4. Possiamo navigare senza vedere terra

In ultimo, l’approccio alle emozioni di Sclavi dà uno spazio concreto e situato a quella ricerca di alternativa radicale propria degli approcci anarchici e queer (o in ambito accademico delle linee di fuga di Derrida, per quanto ci ho capito). Il linguaggio del corpo non è circoscritto come quello verbale e, invece che a delle contrapposizioni rigide e irrisolvibili, lascia spazio a quella ricerca dell’alternativa innominabile, ma verso cui le emozioni più scomode in qualche modo ci guidano. Possiamo così:

provare uno speciale e più profondo disagio che non trova sbocco né stando sui binari, né uscendo dagli stessi. Non ci soddisfano né i comportamenti conformisti né quelli anticonformisti.

Le emozioni ci possono orientare verso l’alternativa senza farci bloccare dai nostri preconcetti, proprio perché ci indicano dove essi iniziano a vacillare.  Allenandoci ad accogliere il senso del ridicolo o dello strano e a capirne la potenzialità, possiamo imparare a mettere sempre in discussione il modo in cui facciamo normalmente le cose e cercare quei modi diversi che non sappiamo neanche indicare, proprio perché sono al di fuori di quello che è pensabile dalla nostra ragione.

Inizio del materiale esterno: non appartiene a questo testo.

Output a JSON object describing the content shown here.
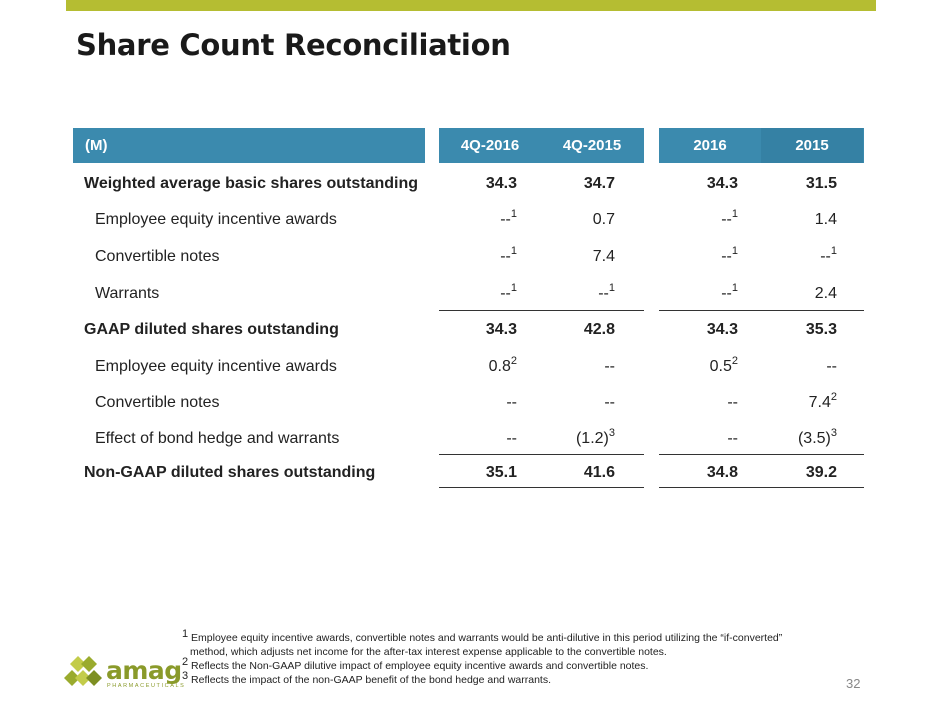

L’autoconsapevolezza emotiva così descritta diventa, al posto di uno di quei tanti compiti ammantati di morale cattolica che spesso sono descritti come necessari a chi vuole cambiare tutto, un concetto bello e pericoloso, affascinante e tagliente. Ci pone costantemente a contatto con il problema, un problema irrisolvibile ma proprio per questo capace di muoverci continuamente verso una soluzione. Come dice Sclavi in una nota:

Lo slogan “sii realistico, chiedi l’impossibile” era molto bello. Peccato che non sapevamo cosa


Note:

[1] Elisa Cuter parla di una politica guidata da una spinta etica che ci detta cosa dovremmo fare, essere, desiderare… cfr. E. Cuter, Ripartire dal desiderio, minimum fax, 2020.

[2] M. Sclavi, Arte di ascoltare e mondi possibili. Come si esce dalle cornici di cui siamo parte, Pearson, 2022.

[3] In questo senso il concetto di calistenia anarchica di James C. Scott, ovvero l’allenarsi alla pratica anarchica tramite piccoli atti di disobbedienza, appare ancora più fondamentale, cfr. J.C. Scott, Elogio dell’anarchismo, elèuthera, 2022

[4] Questa lettura delle emozioni è in continuità con quanto affermato dallo psicologo Daniel Siegel, per cui le emozioni sono «modifiche nello stato di integrazione» della mente e «rappresentano processi dinamici creati nella parte del cervello influenzata socialmente e addetta alla valutazione, e l’interazione dell’individuo con l’ambiente» (trad. nostra). Vedi l’approccio della neurobiologia interpersonale e il testo: D. Siegel, La mente relazionale. Neurobiologia dell’esperienza interpersonale, Raffaello Cortina, 2021

[5] A maggior ragione per i nostri spazi politici, che in ottica prefigurativa devono essere capaci di cambiare e reagire alle nostre emozioni, poiché vogliono essi stessi produrre cambiamento.